自建搜索引擎-基于美丽云

Meilisearch 是一个搜索引擎，主程序完全开源，除了使用官方提供的美丽云服务（收费）进行对接之外，还可以通过自建搜索引擎来实现完全独立的搜索服务。

由于成本问题，本博客采用自建的方式，本文就讲讲怎么搭建。

‍

本文主要参考：

meilisearch 全接入指南 | 二丫讲梵：讲了怎么使用官方提供的服务，也讲了怎么自建
Meilisearch Documentation：官网文档

‍

前置工作

博客已配置 sitemap 功能，参考 VuePress 博客之 SEO 优化（一）之 sitemap 与搜索引擎收录 - 知乎
自建时要用到自定义的域名，因此额外购买了一个二级域名的 SSL 证书，例如我用的是 search.peterjxl.com

‍

安装和启动美丽云

首先需要在服务器上安装美丽云搜索：

bash 复制代码

curl -L https://install.meilisearch.com | sh

‍

我在用 curl 安装的时候，发现有报错，推测是 GFW 的问题，改为用 Docker 安装（有很多安装方式，参考安装指南）：

bash 复制代码

docker pull getmeili/meilisearch:v1.6

‍

然后启动命令格式为：

bash 复制代码

docker run -itd --name meilisearch -p 7700:7700 \
  -e MEILI_ENV="production" -e MEILI_NO_ANALYTICS=true \
  -e MEILI_MASTER_KEY="自定义一个不少于16字节的秘钥" \
  -v $(pwd)/meili_data:/meili_data \
  getmeili/meilisearch:v1.6

注意修改 master-key，该密钥用于爬虫抓取使用（就是爬取你的博客内容并做好分词、索引等）。

启动后可以用 docker ps 查看容器状态，或者用 telnet 检查端口是否被监听。

‍

配置 Nginx

首先去阿里云上配置 DNS 解析记录：

‍

这个结合自身情况添加配置（例如我用的是 Nginx）：

Nginx 复制代码

server {
		listen 80;
		listen 443 ssl;
		server_name search.peterjxl.com;

		ssl_certificate /conf/search.peterjxl.com.pem;
		ssl_certificate_key /conf/search.peterjxl.com.key;
		ssl_ciphers ECDHE-RSA-AES128-GCM-SHA256:ECDHE:ECDH:AES:HIGH:!NULL:!aNULL:!MD5:!ADH:!RC4;
		ssl_protocols TLSv1 TLSv1.1 TLSv1.2;
		ssl_prefer_server_ciphers on;

		location / {
			proxy_set_header Host $host;
			proxy_set_header   X-Forwarded-Proto $scheme;
			proxy_set_header   X-Real-IP         $remote_addr;
			proxy_pass http://127.0.0.1:7700;
		}
	}

‍

配置后记得重启 Nginx，并且记得开通防火墙，然后尝试访问子域名，可以看到正常转发了请求：

‍

建立索引

接下来，我们通过美丽云提供的爬虫功能，将博客数据创建成索引，相关文档请见：Integrate a relevant search bar to your documentation --- Meilisearch documentation。

其中，提供了一个关于 VuePress 的配置文件模板：

If you use VuePress for your documentation, you can check out the configuration file we use in production.
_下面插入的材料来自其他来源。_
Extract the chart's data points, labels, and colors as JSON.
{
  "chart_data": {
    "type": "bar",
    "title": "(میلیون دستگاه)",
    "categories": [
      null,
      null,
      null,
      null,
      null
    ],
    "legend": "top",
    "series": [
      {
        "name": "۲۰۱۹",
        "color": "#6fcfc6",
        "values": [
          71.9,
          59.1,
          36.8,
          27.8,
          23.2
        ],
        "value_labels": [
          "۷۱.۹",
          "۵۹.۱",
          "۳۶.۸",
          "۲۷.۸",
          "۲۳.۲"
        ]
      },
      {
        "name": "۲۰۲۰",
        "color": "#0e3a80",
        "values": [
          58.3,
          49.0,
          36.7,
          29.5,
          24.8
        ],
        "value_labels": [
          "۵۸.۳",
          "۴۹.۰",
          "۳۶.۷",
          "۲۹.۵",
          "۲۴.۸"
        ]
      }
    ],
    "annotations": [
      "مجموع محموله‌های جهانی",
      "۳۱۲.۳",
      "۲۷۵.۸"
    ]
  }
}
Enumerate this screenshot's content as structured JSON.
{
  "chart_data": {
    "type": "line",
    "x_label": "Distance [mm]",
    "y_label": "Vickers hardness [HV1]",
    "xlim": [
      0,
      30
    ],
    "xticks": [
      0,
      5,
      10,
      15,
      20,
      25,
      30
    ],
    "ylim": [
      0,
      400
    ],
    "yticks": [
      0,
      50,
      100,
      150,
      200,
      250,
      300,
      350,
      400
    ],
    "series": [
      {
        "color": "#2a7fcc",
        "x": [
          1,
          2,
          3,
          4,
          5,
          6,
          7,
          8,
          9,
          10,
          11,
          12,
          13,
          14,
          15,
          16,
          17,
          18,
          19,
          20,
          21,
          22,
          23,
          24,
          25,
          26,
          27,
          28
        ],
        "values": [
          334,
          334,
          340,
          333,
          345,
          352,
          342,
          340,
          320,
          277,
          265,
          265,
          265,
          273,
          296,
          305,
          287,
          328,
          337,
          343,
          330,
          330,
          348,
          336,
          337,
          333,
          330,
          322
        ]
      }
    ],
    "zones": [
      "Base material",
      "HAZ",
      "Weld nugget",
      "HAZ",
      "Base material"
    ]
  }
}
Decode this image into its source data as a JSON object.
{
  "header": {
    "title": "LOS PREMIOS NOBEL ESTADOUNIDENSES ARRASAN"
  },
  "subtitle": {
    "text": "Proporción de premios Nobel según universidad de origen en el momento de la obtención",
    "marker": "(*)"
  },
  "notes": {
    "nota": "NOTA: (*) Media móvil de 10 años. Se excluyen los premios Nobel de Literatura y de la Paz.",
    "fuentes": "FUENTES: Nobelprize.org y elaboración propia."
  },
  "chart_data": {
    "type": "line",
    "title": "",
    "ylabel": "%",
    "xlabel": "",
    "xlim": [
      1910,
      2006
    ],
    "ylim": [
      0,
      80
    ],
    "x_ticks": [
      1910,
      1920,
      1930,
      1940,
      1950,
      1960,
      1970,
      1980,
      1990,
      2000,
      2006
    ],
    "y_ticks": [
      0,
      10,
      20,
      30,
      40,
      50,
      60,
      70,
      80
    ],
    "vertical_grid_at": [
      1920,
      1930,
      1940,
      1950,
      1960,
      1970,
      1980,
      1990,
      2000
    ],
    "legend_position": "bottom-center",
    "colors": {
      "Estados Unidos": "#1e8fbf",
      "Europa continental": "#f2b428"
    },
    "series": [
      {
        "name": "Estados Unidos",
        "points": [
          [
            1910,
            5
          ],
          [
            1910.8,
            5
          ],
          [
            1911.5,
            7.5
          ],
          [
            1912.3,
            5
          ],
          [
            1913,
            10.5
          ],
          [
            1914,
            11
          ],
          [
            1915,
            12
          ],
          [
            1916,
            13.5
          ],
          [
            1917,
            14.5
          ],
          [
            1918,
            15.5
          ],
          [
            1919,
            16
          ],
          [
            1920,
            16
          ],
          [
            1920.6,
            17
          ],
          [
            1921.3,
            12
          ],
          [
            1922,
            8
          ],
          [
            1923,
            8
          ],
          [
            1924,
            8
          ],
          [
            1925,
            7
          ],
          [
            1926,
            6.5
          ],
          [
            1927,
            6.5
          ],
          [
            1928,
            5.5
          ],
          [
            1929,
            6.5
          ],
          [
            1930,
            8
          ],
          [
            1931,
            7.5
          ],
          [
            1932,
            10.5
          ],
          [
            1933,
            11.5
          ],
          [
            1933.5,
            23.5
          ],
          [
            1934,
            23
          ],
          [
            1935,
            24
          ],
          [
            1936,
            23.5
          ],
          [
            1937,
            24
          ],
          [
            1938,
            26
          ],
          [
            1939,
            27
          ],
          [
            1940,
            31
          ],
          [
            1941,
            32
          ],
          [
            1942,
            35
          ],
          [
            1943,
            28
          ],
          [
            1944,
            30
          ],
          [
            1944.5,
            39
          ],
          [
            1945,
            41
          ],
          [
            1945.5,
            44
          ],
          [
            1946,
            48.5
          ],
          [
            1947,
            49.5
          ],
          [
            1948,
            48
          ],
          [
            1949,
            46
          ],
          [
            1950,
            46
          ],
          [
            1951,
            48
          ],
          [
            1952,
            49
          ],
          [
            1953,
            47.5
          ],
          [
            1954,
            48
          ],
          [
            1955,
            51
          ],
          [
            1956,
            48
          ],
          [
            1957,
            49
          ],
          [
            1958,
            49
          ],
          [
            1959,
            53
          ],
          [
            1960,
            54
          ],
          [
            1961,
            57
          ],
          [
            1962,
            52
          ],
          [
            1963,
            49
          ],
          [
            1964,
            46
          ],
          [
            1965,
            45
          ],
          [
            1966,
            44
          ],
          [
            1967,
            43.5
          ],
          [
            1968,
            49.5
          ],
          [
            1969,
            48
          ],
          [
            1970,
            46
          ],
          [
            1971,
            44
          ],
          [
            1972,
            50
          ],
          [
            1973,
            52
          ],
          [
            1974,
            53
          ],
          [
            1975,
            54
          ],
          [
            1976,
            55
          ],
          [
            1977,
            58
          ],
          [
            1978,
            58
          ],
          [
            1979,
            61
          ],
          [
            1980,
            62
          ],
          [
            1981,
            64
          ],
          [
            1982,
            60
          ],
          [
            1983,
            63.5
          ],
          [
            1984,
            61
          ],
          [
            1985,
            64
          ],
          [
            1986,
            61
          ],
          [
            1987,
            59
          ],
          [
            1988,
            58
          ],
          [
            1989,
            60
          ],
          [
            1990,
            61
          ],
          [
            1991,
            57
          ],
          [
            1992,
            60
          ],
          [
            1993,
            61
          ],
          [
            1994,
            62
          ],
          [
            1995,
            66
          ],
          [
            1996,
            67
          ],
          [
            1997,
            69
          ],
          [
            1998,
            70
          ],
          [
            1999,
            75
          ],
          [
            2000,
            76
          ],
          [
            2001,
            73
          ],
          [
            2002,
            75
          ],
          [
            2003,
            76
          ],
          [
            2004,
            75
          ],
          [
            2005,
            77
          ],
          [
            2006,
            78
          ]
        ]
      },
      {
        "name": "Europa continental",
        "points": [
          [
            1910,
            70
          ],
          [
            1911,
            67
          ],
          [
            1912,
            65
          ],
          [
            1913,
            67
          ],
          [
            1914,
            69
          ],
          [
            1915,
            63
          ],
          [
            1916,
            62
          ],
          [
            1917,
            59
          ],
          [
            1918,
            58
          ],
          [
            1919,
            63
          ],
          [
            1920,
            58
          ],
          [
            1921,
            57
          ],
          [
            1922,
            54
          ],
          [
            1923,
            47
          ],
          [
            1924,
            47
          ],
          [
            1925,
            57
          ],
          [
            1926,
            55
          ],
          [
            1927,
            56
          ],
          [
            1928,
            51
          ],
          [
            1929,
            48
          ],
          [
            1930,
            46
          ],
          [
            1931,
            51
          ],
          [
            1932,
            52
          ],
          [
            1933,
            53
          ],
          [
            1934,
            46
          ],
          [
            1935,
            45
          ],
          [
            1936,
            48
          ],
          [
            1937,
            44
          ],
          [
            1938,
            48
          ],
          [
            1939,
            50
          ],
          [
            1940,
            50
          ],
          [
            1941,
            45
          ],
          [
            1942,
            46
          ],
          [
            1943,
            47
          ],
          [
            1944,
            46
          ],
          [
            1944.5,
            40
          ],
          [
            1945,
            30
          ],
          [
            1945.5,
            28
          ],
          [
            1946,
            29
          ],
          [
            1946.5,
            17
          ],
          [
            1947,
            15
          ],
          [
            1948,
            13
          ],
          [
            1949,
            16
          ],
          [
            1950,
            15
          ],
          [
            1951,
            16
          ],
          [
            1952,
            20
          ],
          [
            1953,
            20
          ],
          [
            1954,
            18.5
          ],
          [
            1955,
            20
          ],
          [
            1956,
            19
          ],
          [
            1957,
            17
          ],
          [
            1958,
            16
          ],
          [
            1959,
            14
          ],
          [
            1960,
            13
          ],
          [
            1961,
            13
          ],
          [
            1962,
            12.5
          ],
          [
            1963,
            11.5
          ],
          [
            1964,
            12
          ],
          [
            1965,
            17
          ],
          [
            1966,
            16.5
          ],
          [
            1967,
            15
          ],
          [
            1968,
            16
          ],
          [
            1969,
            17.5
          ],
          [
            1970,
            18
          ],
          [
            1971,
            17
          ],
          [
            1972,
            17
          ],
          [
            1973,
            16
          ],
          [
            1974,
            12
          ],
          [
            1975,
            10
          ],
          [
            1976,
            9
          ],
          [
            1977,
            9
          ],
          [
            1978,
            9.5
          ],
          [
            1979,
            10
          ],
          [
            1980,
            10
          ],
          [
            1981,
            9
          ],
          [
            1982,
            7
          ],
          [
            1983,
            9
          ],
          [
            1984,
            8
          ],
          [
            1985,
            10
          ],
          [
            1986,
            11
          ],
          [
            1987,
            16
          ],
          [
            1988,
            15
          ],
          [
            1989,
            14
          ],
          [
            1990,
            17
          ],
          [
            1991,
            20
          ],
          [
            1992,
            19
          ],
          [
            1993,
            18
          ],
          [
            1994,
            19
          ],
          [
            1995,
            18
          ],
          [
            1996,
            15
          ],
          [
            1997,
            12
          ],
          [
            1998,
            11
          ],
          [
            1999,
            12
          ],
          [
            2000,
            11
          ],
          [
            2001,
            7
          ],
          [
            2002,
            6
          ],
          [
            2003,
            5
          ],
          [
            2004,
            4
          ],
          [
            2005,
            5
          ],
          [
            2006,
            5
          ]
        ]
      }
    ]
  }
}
In our case, the main container is theme-default-content and the selector titles and subtitles are h1, h2...

JSON 复制代码

{
  "index_uid": "docs",
  "sitemap_urls": ["https://docs.meilisearch.com/sitemap.xml"],
  "start_urls": ["https://docs.meilisearch.com"],
  "selectors": {
    "lvl0": {
      "selector": ".sidebar-heading.open",
      "global": true,
      "default_value": "Documentation"
    },
    "lvl1": ".theme-default-content h1",
    "lvl2": ".theme-default-content h2",
    "lvl3": ".theme-default-content h3",
    "lvl4": ".theme-default-content h4",
    "lvl5": ".theme-default-content h5",
    "text": ".theme-default-content p, .theme-default-content li, .theme-default-content td"
  },
  "strip_chars": " .,;:#",
  "scrap_start_urls": true,
  "custom_settings": {
    "synonyms": {
      "relevancy": ["relevant", "relevance"],
      "relevant": ["relevancy", "relevance"],
      "relevance": ["relevancy", "relevant"]
    }
  }
}

‍

注意如上的配置内容很重要，如果你的博客不是常规默认的，那么需要根据自己的情况对元素进行辨别，详细配置项说明，参考官方文档：更多可选字段。

‍

我用的配置如下：

JSON 复制代码

{
    "index_uid": "VuePressBlog",
    "sitemap_urls": ["https://www.peterjxl.com/sitemap.xml"],
    "start_urls": ["https://www.peterjxl.com"],
    "selectors": {
        "lvl0": {
            "selector": "h1",
            "global": true,
            "default_value": "Documentation"
        },  
        "lvl1": ".theme-vdoing-content h2",
        "lvl2": ".theme-vdoing-content h3",
        "lvl3": ".theme-vdoing-content h4",
        "lvl4": ".theme-vdoing-content h5",
        "lvl5": ".theme-vdoing-content h6",
        "text": ".theme-vdoing-content p, .theme-vdoing-content li"
    },  
    "strip_chars": " .,;:#",
    "scrap_start_urls": true,
    "selectors_exclude": ["iframe", ".katex-block", ".md-flowchart", ".md-mermaid", ".md-presentation.reveal.reveal-viewport", ".line-numbers-mode", ".code
-group", ".footnotes", "footer.page-meta", ".page-nav", ".comments-wrapper"]

‍

index_uid ：为索引名称，如果服务端没有，则会自动创建。接下来我们将这个配置文件放到服务器上，然后通过如下命令运行爬虫对内容进行抓取（注意修改相关参数）：

bash 复制代码

docker run -t --rm \
  --network=host \
  -e MEILISEARCH_HOST_URL='二级域名，例如我的是search.peterjxl.com' \
  -e MEILISEARCH_API_KEY='刚刚创建的Master Key' \
  -v 配置文件完整路径:/docs-scraper/config.json \
  getmeili/docs-scraper:v0.12.7 pipenv run ./docs_scraper config.json

‍

执行过程中可以看到每个页面都进行了抓取（爬取过程会比较久，这取决于博客的内容数量）：

‍

创建搜索用的 key

在美丽云中，有两种密钥：

master-key：权限很大，例如创建，更新，删除索引。
API Key：权限很小，一般只用于搜索，可以有多个

更多说明可以参考官网文档：Master key and API keys --- Meilisearch documentation。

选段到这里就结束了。